Human games are often formalizations of play, framed by fixed rules, while allowing for individual strategies. Many of our most familiar games can be traced back to archaic rituals and myths the cosmology of which is embodied in the structure of the contest. Hopscotch, for example, derives from myths of the soul's journey from earth to heaven through a labyrinth. Chess employs the hierarchy of medieval kingdoms. Games of chance are probably descended from divination rituals, and invoke the mythic forces of fate. In Hindu mythology, the spirit of lila or divine play, is behind the infinite manifestations of the gods and their maya, or power of illusion. "The divine mother is always sportive. This universe is her play ... her pleasure is in continuing the game." said Ramakrishna of the goddess Kali.
Artifacts of cultures thousands of years old reveal toy conveyances, miniature weapons, pull animals and human figures. Toys come alive through imagination and unconscious projection, reflecting in children the still-tenuous boundaries between inner and outer realities. Like the religious fetishes of antiquity, stuffed animals and dolls in particular reflect numinous facets of their possessors unknown identity. They embody threshold guardians in developmental transitions. They are potent objects of comfort and companionship, expressed affects, urges and compulsions, protection, aggression and role-playing.
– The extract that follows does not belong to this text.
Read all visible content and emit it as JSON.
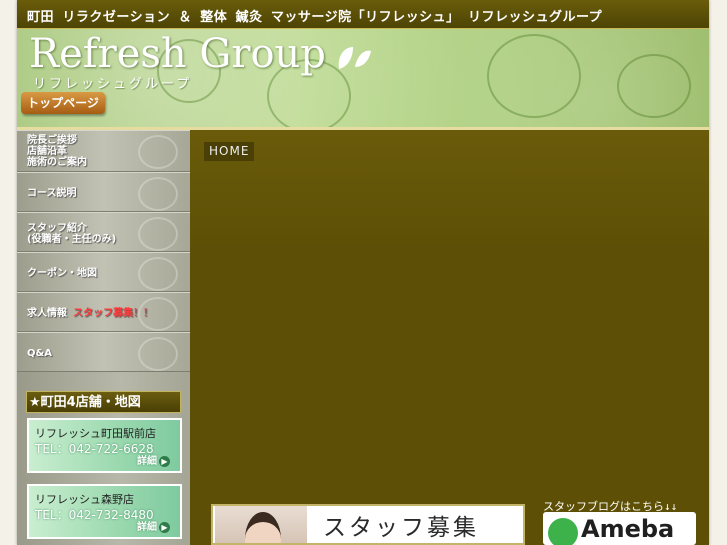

Natural forces outside their ken made ancestors imagine they were themselves playthings of the gods. Contemporary computer-simulated games of sports, war, intergalactic conquest, evolution, urban planning and interactive doll-playing and the hands on making of models into a virtual experience in which enthusiasts play and are "played" by the unexpected components of the game. Psychologically, consciousness and unconscious interact and impact each other in all kinds of play. The reverie of play unveils feelings, aspirations, impressions, locked up pieces of experience and potentialities.Play can evoke the affinity and polarity between psychic opposites, and dynamics of exclusion and integration, separation and reunification. Alchemy described a part of the opus as "child's play" despite the arduous nature of the work of self-understanding. Jung played childrens games of drawing , modeling with clay and meditatio, the dialogue with an unseen partner, as a means of engaging the unconscious aspects of psyche and bringing its contents into consciousness. Dreams often utilize images of play. They reveal the stuff that supports or subverts our capacity for creative play. They illuminate a process related to contending in life, stepping up to the plate, going the distance, winning, losing, excelling. They invite play.
Lack of play, or abnormal play - sadistic, bullying, teasing play - is associated with abuse, abandonment, depression or sociopathy. Play is frivolous, serious, consequential. There are sexual games, political games, war games. Game theory mathematically describes the seemingly unpredictable convergence of competing parties. Physicists lay speculative "god-games" with giant particle colliders. Out of play emerges evolutionary change, self awareness, scientific discovery, artistic composition, invention, good friends of multiple species and the resolution of many questions. "The game's afoot," the legendary Sherlock Holmes would say when he had a lead to the mystery.
Tuesday, January 31, 2012
Tuesday, January 24, 2012
LATEST RAT MAIL-OUT
| 7:03 PM (19 hours ago) | |||
|
I am delighted to have you all on board with the unveiling of a few of my pretty psycho yet strangely logical behind the scenes activities at the Chinese Horoscope Art Show. (Enjoy Gallery, Feb 15th, 6pm)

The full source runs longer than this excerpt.